In PNAS this week, scientists led by those at the University of Toronto have used proteomic profiling to find links between phosphotyrosine and FGFR3 expression in multiple myeloma. Using mass spec, they identified phosphotyrosine sites regulated by FGFR3 activation and inhibition in KMS11 myeloma cells. FGF receptor-3 is a drug target in a subset of human multiple myelomas and is activated in some cervical and colon and many bladder cancers and in some skeletal dysplasias, they say in the abstract.
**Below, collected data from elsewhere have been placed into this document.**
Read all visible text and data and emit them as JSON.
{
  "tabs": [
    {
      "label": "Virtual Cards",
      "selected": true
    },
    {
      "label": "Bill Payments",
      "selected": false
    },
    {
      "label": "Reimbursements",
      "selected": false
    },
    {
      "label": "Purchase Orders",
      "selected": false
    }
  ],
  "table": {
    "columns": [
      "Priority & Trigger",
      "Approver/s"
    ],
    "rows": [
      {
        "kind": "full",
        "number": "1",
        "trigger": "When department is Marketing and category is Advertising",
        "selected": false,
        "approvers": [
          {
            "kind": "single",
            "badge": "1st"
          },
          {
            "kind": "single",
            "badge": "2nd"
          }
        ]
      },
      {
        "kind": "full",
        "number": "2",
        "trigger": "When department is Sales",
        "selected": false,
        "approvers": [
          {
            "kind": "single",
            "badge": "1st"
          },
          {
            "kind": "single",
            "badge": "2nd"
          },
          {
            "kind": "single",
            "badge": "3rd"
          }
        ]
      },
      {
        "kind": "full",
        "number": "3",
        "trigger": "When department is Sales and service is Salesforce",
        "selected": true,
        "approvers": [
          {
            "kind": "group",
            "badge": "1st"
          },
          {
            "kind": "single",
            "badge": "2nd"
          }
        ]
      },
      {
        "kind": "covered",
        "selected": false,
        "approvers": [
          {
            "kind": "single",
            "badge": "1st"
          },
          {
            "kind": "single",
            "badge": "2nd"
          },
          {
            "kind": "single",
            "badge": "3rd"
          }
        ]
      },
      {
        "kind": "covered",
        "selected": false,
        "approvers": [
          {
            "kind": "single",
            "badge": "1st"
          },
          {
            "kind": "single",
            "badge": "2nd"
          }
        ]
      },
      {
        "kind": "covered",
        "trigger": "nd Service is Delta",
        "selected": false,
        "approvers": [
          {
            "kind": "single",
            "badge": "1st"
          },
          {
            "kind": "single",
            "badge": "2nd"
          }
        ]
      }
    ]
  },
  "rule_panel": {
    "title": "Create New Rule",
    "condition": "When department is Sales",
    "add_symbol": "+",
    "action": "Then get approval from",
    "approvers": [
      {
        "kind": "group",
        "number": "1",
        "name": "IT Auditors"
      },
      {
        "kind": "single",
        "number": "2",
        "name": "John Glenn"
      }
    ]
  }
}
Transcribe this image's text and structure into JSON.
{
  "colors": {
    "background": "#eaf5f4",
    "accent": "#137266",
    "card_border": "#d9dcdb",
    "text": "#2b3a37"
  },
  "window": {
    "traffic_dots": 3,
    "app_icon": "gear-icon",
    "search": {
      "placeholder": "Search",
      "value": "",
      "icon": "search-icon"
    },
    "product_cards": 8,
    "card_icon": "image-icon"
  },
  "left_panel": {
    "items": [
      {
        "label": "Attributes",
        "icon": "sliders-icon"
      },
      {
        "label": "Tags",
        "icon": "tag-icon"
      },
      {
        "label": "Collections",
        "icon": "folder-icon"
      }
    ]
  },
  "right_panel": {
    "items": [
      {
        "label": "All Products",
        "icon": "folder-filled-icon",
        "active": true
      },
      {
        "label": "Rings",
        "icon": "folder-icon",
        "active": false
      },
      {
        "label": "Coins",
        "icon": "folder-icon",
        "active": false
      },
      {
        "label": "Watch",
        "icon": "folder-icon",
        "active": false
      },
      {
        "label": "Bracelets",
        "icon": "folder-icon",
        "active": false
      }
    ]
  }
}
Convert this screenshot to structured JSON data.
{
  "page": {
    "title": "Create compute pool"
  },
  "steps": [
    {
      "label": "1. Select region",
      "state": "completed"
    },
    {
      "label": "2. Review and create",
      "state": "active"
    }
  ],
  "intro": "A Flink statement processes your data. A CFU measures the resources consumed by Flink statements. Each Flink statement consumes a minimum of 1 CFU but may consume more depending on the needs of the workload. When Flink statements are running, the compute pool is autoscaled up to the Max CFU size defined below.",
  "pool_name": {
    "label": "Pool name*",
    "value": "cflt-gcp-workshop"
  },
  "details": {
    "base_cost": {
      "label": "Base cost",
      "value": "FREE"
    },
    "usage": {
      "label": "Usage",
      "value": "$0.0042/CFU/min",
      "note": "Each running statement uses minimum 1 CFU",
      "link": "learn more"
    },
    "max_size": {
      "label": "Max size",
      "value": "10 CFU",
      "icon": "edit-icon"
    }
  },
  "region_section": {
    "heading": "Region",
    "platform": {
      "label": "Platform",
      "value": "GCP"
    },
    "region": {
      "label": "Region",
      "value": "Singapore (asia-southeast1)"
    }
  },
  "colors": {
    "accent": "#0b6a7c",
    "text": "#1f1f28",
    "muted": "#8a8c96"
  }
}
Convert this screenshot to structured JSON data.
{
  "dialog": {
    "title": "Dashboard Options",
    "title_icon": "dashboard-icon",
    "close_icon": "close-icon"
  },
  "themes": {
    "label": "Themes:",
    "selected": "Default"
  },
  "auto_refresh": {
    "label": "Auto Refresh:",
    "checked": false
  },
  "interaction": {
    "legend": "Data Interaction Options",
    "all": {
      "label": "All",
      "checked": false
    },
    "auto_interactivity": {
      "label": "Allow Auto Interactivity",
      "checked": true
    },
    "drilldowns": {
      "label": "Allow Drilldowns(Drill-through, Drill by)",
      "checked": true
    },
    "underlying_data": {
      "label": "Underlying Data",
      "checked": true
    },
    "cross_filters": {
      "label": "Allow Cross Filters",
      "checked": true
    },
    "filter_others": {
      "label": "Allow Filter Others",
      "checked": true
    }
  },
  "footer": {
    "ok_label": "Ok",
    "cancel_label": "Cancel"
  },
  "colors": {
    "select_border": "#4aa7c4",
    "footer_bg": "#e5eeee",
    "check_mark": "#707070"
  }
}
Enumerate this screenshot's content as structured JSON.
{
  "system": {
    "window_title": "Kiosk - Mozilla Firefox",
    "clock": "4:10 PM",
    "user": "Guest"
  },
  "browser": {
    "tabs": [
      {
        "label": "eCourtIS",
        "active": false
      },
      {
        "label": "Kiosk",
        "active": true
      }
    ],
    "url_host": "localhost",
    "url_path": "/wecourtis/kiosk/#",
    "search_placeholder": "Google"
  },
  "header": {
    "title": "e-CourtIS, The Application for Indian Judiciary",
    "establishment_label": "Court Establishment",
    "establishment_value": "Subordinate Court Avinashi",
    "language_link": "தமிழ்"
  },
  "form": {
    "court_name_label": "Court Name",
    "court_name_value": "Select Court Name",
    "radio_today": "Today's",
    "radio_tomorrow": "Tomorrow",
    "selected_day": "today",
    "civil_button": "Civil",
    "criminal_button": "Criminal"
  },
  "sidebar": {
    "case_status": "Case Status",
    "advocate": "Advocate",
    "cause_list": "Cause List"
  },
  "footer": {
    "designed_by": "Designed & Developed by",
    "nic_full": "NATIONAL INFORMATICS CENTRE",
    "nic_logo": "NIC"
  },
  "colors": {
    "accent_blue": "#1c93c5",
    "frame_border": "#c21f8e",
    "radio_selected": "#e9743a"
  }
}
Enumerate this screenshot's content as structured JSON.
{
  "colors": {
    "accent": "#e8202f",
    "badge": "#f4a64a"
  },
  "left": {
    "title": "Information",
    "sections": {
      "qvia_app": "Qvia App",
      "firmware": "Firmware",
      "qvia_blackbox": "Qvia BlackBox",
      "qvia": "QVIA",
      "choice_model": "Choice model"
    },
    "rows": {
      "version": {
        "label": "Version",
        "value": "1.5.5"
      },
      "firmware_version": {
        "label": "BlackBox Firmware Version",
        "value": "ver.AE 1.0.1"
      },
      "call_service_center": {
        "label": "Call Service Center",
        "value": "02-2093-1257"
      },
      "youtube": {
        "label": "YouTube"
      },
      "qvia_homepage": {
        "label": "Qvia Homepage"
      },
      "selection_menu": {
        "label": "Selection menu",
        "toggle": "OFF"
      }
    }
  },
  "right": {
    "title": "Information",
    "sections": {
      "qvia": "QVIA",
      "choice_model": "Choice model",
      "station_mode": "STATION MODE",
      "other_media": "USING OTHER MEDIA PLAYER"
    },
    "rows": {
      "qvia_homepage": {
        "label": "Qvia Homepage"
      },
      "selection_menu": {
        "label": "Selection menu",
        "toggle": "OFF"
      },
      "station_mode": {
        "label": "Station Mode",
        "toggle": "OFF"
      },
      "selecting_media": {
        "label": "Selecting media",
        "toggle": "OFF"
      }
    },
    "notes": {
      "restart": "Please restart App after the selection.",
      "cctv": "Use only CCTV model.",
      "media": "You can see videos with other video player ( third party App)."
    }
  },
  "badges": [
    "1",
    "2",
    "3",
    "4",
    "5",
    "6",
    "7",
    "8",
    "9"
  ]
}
In a paper from scientists at Weill Medical College of Cornell University, scientists present and describe "N-CLAP (N-terminalomics by chemical labeling of the α-amine of proteins), a general approach for profiling protein N-termini and identifying protein cleavage sites during cellular signaling." The method allowed them to profile 278 peptides, finding cleavage events linked to methionine aminopeptidases and signal peptide peptidases, and proteins that are cleaved after cisplatin-induced apoptosis.
David Cortez at Vanderbilt University School of Medicine is lead author on work that used functional genomic screens, including both RNAi and cDNA screens, to find proteins at work in the DNA damage response. The RNAi screen identified 73 genes that cause DDR activation when silenced, including the cell-cycle checkpoint protein CDK2-interacting protein (CINP).
Scientists led by those at the Spanish National Cancer Centre in Madrid have found that telomere shortening causes global changes in transcription. Using a transgenic mouse mode deficient in telomerase, they found that telomere shortening is accompanied by a "gradual deregulation of the mammalian transcriptome leading to cumulative changes in a defined set of genes, including up-regulation of the mTOR and Akt survival pathways and down-regulation of cell cycle and DNA repair pathways," they say, which ultimately aids in the aging process.